An honest admission by the National Cancer Institute (NCI) some years ago recognized that the development of effective cancer therapeutics has been comparatively sluggish for many decades now—compared, say, to the meaningful advances against heart disease, stroke, and infectious disease. The U.S. continues to experience, as it has for the past 50 years, almost 200 cancer deaths per 100,000 citizens annually. Thus each year, of every 500 to 600 Americans, 1 dies of cancer.
In order to improve results, NCI launched a novel program that brings together physical scientists and cancer biologists to uncover breakthrough approaches. This new research paradigm scrutinizes in yet more exquisite detail the specifics of the tumor process within cancer-ridden patients. This approach, however, simply continues the ineffective strategy of the past. One might view it as just another attempt to close the barn door after the horse is gone.

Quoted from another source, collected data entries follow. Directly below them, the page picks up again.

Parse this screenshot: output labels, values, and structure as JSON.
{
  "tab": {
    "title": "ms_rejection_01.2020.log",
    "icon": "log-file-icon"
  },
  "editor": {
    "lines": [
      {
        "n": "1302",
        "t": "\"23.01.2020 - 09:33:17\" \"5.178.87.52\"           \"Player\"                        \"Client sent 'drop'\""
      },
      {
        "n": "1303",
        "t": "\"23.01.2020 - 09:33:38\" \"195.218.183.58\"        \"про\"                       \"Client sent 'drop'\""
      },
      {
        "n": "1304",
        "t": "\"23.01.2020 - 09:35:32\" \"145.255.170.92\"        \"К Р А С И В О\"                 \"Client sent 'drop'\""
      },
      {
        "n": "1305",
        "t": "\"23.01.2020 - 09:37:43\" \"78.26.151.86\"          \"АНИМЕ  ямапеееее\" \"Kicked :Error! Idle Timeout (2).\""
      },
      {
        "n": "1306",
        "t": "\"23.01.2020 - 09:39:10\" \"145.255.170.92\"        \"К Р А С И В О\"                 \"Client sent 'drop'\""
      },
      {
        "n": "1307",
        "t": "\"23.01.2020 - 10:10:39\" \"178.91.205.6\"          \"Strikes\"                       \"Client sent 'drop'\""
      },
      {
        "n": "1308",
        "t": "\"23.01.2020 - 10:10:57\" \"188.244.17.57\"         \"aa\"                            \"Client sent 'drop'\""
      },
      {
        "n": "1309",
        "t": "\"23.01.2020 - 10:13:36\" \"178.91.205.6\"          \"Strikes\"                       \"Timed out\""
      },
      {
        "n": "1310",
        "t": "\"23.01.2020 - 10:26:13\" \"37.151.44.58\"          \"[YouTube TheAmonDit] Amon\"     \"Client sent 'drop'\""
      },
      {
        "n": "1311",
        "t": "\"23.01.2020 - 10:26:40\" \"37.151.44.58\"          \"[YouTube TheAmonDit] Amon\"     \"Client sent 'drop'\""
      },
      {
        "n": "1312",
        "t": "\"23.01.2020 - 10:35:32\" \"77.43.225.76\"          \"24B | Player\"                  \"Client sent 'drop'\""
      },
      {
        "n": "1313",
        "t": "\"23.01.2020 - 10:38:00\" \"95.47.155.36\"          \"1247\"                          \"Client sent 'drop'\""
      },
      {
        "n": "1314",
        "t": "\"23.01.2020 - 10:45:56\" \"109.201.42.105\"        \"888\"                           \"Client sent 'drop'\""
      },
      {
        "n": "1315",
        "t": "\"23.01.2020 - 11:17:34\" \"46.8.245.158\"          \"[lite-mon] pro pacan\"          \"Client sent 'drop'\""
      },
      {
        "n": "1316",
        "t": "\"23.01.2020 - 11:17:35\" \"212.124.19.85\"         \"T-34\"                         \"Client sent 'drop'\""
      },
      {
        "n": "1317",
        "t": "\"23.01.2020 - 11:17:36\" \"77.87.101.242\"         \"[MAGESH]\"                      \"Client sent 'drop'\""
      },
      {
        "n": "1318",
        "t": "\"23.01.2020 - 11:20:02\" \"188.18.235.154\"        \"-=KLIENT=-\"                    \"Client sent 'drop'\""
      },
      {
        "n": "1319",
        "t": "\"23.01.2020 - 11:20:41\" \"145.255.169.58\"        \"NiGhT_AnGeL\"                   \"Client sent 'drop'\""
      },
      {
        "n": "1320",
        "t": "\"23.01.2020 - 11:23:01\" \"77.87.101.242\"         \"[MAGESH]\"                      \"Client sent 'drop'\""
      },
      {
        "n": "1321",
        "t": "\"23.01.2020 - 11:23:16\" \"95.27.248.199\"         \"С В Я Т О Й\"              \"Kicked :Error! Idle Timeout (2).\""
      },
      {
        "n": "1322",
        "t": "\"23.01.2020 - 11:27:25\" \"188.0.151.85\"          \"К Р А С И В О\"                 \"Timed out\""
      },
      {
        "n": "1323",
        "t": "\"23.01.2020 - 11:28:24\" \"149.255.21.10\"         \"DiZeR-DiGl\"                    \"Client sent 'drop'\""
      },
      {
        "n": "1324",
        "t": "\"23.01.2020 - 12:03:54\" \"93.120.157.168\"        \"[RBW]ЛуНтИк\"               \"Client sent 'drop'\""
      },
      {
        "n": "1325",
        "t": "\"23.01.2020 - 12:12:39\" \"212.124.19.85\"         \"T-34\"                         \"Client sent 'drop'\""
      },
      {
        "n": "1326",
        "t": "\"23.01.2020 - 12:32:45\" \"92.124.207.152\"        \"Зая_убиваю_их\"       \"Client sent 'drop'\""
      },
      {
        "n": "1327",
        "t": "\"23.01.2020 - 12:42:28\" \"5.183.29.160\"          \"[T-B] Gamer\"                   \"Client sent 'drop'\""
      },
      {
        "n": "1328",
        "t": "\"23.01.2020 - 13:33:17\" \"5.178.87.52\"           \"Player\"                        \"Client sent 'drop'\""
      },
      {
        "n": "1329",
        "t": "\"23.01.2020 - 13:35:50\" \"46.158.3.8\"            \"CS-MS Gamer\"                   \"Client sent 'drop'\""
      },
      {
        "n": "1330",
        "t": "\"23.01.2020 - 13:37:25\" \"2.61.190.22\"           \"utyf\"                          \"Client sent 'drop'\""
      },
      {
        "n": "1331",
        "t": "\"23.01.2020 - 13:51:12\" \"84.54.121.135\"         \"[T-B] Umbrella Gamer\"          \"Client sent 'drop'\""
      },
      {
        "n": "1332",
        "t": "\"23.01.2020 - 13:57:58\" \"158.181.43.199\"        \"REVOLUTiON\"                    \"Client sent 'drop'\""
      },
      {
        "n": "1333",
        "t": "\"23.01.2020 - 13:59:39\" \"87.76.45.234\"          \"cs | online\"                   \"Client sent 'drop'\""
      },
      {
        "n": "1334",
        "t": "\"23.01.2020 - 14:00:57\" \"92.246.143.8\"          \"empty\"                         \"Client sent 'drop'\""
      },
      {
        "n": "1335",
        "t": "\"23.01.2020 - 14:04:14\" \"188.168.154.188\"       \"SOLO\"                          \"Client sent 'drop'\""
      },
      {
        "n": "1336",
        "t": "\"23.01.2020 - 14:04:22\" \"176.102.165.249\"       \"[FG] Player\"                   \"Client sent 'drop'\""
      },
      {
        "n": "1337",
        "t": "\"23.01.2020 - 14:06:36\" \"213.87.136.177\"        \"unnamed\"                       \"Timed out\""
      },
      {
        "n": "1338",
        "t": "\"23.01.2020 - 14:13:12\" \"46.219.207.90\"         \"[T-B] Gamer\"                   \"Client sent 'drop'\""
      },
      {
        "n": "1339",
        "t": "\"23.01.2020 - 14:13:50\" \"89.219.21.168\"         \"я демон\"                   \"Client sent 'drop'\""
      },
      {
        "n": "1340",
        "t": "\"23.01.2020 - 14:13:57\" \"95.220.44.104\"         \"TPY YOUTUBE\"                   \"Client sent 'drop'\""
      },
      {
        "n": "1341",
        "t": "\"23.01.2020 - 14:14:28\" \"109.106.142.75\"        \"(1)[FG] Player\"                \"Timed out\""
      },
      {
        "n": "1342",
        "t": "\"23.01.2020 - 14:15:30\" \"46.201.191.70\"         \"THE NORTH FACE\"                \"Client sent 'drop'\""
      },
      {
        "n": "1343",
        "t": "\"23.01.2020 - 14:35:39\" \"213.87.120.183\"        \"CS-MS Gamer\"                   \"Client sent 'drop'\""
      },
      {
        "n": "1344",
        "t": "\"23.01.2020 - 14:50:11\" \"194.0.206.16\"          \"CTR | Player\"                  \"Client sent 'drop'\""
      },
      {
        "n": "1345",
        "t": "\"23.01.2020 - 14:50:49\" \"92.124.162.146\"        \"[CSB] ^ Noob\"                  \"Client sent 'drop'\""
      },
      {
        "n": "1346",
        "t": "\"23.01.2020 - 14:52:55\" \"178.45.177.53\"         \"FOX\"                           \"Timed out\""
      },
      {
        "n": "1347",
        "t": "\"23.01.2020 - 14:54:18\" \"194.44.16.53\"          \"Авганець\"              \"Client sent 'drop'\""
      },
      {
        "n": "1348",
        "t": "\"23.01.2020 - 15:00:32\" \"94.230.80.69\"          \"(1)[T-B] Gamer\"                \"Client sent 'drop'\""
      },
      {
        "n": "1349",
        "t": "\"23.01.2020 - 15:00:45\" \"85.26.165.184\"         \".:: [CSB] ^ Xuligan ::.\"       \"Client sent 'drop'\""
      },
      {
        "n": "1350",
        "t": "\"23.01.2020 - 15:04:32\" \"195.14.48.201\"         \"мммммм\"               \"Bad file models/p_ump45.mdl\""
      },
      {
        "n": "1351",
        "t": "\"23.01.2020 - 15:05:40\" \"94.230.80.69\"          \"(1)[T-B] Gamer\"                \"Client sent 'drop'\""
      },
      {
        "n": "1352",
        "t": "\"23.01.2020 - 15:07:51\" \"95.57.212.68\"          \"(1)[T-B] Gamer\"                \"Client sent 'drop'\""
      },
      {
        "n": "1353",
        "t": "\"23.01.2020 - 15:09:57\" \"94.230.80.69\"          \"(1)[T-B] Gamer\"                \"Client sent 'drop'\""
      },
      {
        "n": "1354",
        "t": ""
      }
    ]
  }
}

An effective protection against cancer that the NCI should be investigating is our own immune systems. Evidence is mounting that the immune system is the most powerful defender against cancer. We know that from the time of fetal growth, billions of cells are multiplying constantly, and we also know that the copy success rate for the genome is not 100% perfect. Add that to the impairments from a variety of environmental assaults, and it totals up to a considerable number of chromosomal errors each day, week, and year. If mammals hadn’t developed a marvelous defense mechanism to handle such carcinogenic defective cells over the past 500 million years of Darwinian survival, we wouldn’t be around today.
We also know that medical treatments that interfere with immune system functions have led to a high risk of new cancer formation over and over again. And we know, too, that as we age, every passing decade brings a somewhat less effective immune system concurrent with further increments in cancer deaths.
Much information has been collected on how to safely strengthen one’s immune system (although this is far from common knowledge). Everything points to our endorphins and metenkephalin as being the major beneficial regulators of the immune system.
Ian Zagon, Ph.D., distinguished professor of neural and behavioral sciences at Pennsylvania State University, a long-time researcher into endorphins and metenkephalin, has found that low-dose naltrexone (LDN) will reliably upregulate a weakened immune system as a result of doubling or tripling the levels of endorphins and metenkephalin.
Many of his research articles have demonstrated the efficacy of both metenkephalin and LDN in mitigating the progression of a variety of human cancer growths in nude mice.
Burton Berkson, M.D., Ph.D., of the Integrative Medical Center in Las Cruces, NM, has published three separate articles in Integrative Cancer Therapies that report details on some of his patients with advanced cancers (either pancreatic cancer or B-cell lymphoma) who, treated with LDN (and in most cases with alpha-lipoic acid), are now apparently cancer free. He often sees patients in his practice who previously have been advised to choose palliative care. He estimates that the remission rate for that group is roughly 50%.
LDN has proven of no interest to any pharmaceutical company because naltrexone has been off patent for many years. But LDN, as an off-label Rx, is easily available from experienced compounding pharmacies, is inexpensive, has virtually no significant side effects, has no toxicity, and is generally compatible with all other medications save for those containing narcotics.
LDN is not alone among available anticancer therapies that are quite unknown to Western medicine because they are essentially unprofitable to big pharma. These fall into one of two groups—either original patent rights have long passed or they are simply a natural substance within our normal human chemistry and can’t be patented.